John R. Garrison, Chief Executive Officer, American Lung Association
“Lee Reichman tells it like it is and his warnings need to be heeded."
Nils Daulaire, M.D., M.P.H., President & CEO, Global Health Council
“The significance of Reichman’s work reaches far beyond the realm of public health."
Customer Reviews
Scary and revealing
For those of you unfamiliar with tuberculosis: TB is a life-threatening disease that is caused by bacteria. It is treatable, but the treatment is lengthy (at least 6-8 months) and relatively costly (around $900 in the US). If patients do not receive the correct combination of antibiotics, or if they stop treatment prematurely, they may develop (or transmit) multi-drug-resistant tuberculosis, a disease which is nearly impossible to treat, treatment requiring up to 2 years of taking very expensive (up to $250,000 for 1 case of multi-drug-resistant TB) antibiotics that have a lot of side effects.
In Timebomb Lee Reichman gives a very clear description of all the factors involved in Tb, its treatment, the ways in which such treatment may fail and the dire consequences of failure. He also gives personal account of his experiences with multi-drug-resistant tuberculosis, with an emphasis on the situations in the United States and Russia. In the beginning of the 1990s there was an outbreak of (multi-drug-resistant) tuberculosis is New York: a team of very dedicated public health officials, doctors and community health workers fought the outbreak by treating patients as much as possible at home and were capable of reversing the situation, be it at very high costs (1 billion dollars in excess spending on health care). These costs would have been unnecessary if policy makers had in the past realized the threat that TB poses to the society once you become complacent.
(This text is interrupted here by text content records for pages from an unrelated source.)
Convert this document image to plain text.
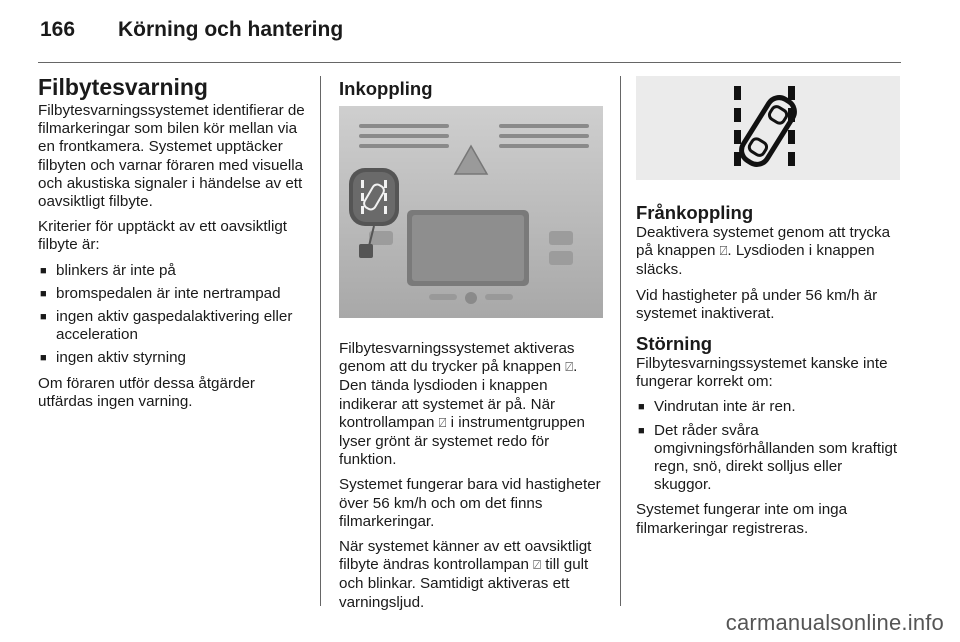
166 Körning och hantering
Filbytesvarning

Filbytesvarningssystemet identifierar de filmarkeringar som bilen kör mellan via en frontkamera. Systemet upptäcker filbyten och varnar föraren med visuella och akustiska signaler i händelse av ett oavsiktligt filbyte.

Kriterier för upptäckt av ett oavsiktligt filbyte är:

■ blinkers är inte på
■ bromspedalen är inte nertrampad
■ ingen aktiv gaspedalaktivering eller acceleration
■ ingen aktiv styrning

Om föraren utför dessa åtgärder utfärdas ingen varning.

Inkoppling

Filbytesvarningssystemet aktiveras genom att du trycker på knappen ⍁. Den tända lysdioden i knappen indikerar att systemet är på. När kontrollampan ⍁ i instrumentgruppen lyser grönt är systemet redo för funktion.

Systemet fungerar bara vid hastigheter över 56 km/h och om det finns filmarkeringar.

När systemet känner av ett oavsiktligt filbyte ändras kontrollampan ⍁ till gult och blinkar. Samtidigt aktiveras ett varningsljud.

Frånkoppling

Deaktivera systemet genom att trycka på knappen ⍁. Lysdioden i knappen släcks.

Vid hastigheter på under 56 km/h är systemet inaktiverat.

Störning

Filbytesvarningssystemet kanske inte fungerar korrekt om:

■ Vindrutan inte är ren.
■ Det råder svåra omgivningsförhållanden som kraftigt regn, snö, direkt solljus eller skuggor.

Systemet fungerar inte om inga filmarkeringar registreras.

carmanualsonline.info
In Russia, on the other hand, doctors are far more influential and there are a lot of very perverse incentives that stigmatise patients to such an extent that they actually do not come forward with their TB: they are locked in hospitals for up to 2 years for treatment and 1 in every 5 TB patients is operated upon, even when these operations are absolutely not necessary. And in prisons everything goes wrong that can go wrong with regard to transmission and control of TB and the emergence of multi-drug-resistant TB: overcrowded prisons, interrupted treatment and amnesty for TB prisoners that have not finished their treatment, And all this combined with an unjustified national pride that prohibits the Russians to ask for help or to accept evidence-based interventions that are promoted by the World Health Organization.
I have worked in a few of the prisons in Russia myself to try and improve the diagnosis of TB and the descriptions are very recognizable for me. I wish I had read this book before I started that job, because it had given me a better understanding of the forces I had to fight against.